Эти изыскания забрали меня в свой пленительный рай без остатка. Слава Богу, я имел опыт научной работы в сибирском Академгородке, моя исследовательская работа включала в себя все вместе: потуги изобретателя-конструктора, когда из подручного «хлама» я собирал действующую установку, а также — ученого экспериментатора, ставящего опыты и специалиста-аналитика, подводящего теоретическую базу с формулами, графиками и «картинками». Опыт младшего научного сотрудника, приобретенный в далеком научном центре, пригодилась как нельзя кстати. Надо было только окружить себя тишиной и тайной.

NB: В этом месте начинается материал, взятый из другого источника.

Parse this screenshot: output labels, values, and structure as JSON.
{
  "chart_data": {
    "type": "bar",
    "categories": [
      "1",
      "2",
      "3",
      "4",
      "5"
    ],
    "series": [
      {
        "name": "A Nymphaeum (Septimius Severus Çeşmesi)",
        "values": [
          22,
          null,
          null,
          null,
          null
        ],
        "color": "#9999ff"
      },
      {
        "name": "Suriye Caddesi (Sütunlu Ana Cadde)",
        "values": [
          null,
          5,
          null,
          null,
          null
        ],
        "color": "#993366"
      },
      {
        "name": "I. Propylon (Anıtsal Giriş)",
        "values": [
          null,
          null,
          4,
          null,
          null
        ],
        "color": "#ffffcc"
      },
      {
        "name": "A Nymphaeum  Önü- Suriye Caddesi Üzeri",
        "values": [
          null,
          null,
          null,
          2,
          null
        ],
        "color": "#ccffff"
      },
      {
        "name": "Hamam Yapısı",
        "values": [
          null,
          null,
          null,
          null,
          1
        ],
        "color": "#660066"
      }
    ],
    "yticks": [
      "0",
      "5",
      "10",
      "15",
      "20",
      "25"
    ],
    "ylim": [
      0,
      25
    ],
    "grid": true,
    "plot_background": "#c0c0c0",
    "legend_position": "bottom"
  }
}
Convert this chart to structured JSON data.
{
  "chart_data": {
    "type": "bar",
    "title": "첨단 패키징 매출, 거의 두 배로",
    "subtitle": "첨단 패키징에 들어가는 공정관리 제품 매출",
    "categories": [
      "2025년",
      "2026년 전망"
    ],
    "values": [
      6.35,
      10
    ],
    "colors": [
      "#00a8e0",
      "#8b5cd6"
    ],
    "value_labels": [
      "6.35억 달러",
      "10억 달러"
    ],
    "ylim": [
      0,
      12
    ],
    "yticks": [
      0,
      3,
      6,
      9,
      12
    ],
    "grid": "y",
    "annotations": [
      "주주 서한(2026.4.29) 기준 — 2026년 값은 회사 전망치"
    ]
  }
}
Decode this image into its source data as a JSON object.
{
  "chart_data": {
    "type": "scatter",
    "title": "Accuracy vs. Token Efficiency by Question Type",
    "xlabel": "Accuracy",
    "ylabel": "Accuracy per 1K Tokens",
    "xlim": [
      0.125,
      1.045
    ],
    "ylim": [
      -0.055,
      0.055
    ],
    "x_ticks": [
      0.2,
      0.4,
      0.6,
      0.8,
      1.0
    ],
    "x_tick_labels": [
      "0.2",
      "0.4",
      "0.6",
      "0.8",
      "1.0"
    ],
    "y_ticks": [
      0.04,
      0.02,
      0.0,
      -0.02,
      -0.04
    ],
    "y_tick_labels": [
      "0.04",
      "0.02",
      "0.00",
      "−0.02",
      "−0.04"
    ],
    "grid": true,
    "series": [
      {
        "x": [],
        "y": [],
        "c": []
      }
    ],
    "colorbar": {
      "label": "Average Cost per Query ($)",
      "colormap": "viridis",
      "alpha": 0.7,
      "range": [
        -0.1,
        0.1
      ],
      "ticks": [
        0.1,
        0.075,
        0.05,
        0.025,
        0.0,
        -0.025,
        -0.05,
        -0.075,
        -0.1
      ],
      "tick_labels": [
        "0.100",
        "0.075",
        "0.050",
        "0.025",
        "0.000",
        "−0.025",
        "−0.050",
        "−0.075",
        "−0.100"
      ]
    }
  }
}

Для себя я открыл, что на момент смерти Моцарта о нем накопилась масса документального материала и беллетристики: рукописные партитуры как опубликованных, так и не опубликованных при жизни композитора произведений. Были обнаружены также бумаги, которые Вольфганг тщательно схоронил от чьих-либо взглядов. Тогда композитор был уверен, что человек должен изо всех сил противостоять внутренним побуждениям, и что для него, Моцарта, искусство есть единственное средство борьбы с отчаянием, печалью и пошлостью.
В ходе работы с источниками, я установил, что действительно в Вене жил и работал известный венский историк музыки профессор Гвидо Адлер, которого знали все тамошние столичные подмостки. Баронесса Вера Лурье перевела с немецкого именно его послания к русскому композитору Борису Асафьеву, с которым он много раз встречался в Вене, а тема Моцарт и Сальери была у них лейтмотивной. Гвидо Адлер жил и умер в Вене в 1941 году. Ничего об его архиве нам неизвестно, причем, все самое ценное — документы, дневники и прочие бумаги — все кануло в небытие.
Я поспешил познакомиться с книгой, написанной профессором Гвидо Адлером. Факты, почерпнутые из нее, ни в коей мере не противоречили тому, что были изложены в тексте его депеш, полученных от Веры Лурье. Однако личностное начало Гвидо Адлера в книге было выражено не столь ярко, как в его письмах к Борису Асафьеву. Но это и вполне естественно: письма они и есть письма, — им много доверяется.
Я просеял через себя целый Монблан научной и другой литературы о Моцарте: его многочисленные биографии, а также документы и художественные произведения о композиторе. Казалось бы, я должен был приблизиться к постижению сути — кем был настоящий Вольфганг Амадей Моцарт? Но вместо этого я уходил от истины куда-то в сторону, все глубже погружаясь в иллюзорный мир версий, миражей или откровенной лжи. У меня возникло чувство, будто я оказался на подмостках театра абсурда, где вершится колдовское действо искусства, но с обратным знаком: труппа и технический персонал делает все, чтобы пьесу автора показать в кривом зеркале.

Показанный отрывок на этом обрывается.